3. ‘Daru’l Aceze’ veya ‘Çocuk Esirgeme Yurtlarına’ gidilebilir. Orada her bir hayat hikayesi merhamet duygusunu canlandıracak ve bir göz yaşına dönüşecektir. Hastalık sebebiyle sürekli gidip geldiğimiz hastanelere bir de sağlıklı iken çocuğumuzu da yanımıza alarak gidelim. Ve özellikle acil bölümünde acı çeken o insanları gösterelim. Ve çocuğumuzda hakim olan düşünceyi mutlaka öğrenelim. Tiksinti mi duyuyor yoksa acıyıp yardım mı etmek istiyor?

4. Akrabalarınızla ilişkilerinizi düzenleyin. Belli aralıklarla ziyaretleşmeyi adet haline getirin. Özellikle anneanne, babaanne ve dedeler sık ziyaret edilmeli, uzakta iseler telefon ile bu diyalog canlı tutulmalıdır. Çünkü bu yaşlılar başlı başına bir merhamet timsalidir.

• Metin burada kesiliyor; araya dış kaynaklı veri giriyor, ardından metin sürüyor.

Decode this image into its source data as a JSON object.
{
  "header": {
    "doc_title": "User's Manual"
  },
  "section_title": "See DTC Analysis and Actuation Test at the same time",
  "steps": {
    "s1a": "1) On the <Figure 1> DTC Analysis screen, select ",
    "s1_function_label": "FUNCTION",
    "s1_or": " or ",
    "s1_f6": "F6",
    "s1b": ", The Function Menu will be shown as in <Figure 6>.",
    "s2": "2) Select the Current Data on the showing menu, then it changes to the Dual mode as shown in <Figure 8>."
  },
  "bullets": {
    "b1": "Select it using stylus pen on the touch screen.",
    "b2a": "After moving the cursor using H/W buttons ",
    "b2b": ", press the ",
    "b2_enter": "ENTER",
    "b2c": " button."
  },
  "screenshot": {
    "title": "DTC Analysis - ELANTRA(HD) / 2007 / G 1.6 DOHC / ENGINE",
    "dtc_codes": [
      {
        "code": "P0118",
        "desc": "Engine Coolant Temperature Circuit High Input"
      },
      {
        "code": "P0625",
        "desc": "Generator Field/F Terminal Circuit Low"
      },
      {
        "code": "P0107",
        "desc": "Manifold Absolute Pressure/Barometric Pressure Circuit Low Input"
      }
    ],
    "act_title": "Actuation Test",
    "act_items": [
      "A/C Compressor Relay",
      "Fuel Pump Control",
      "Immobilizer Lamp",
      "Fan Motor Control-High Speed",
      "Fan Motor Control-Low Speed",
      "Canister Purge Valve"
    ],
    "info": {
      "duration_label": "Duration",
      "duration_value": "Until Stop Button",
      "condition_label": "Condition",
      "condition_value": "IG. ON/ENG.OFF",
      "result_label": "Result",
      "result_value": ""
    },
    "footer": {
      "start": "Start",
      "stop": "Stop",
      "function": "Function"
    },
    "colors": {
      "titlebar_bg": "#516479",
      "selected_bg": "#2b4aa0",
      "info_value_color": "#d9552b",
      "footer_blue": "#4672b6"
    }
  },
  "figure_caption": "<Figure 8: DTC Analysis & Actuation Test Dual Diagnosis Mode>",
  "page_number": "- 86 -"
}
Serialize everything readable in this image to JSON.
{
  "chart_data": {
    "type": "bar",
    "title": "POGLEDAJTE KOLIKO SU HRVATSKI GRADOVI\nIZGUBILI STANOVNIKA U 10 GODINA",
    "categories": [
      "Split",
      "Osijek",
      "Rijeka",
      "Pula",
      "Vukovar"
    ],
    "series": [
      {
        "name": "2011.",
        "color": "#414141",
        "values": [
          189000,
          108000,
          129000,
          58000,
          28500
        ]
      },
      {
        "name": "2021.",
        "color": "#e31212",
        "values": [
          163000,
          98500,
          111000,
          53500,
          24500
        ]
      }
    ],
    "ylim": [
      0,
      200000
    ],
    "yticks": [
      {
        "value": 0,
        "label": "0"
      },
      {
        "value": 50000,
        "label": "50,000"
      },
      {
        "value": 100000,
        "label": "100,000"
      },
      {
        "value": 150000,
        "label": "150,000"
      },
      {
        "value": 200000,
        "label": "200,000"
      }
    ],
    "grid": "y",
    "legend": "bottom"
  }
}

5. Aile toplantınızda çocuğunuz ile ortaklaşa hazırladığınız iyilikler listesi oluşturup odaya asın. Her iyiliğin belirlenmiş bir puanı olmakla beraber Allah katında çok önemli bir değerinin olduğunu ona hatırlatın. Ve ayın birincisini seçin. Bu onu çevresine karşı duyarlı olmaya itecek, iyilik yapma arayışı içinde olacaktır.

6. Tabiatı sevdirin. Ağaçta, yaprakta, toprakta, yağmurda Allah’ın subhanehu ve teâlâ kudretinin delillerini ona gösterin.

7.Her gece yatmadan merhamete, yardım etmeye, başkalarını düşünmeye sevk edecek hikayeler okuyup yatırın.

8. Sonuç alamadıysanız acilen bir pedagoga danışın.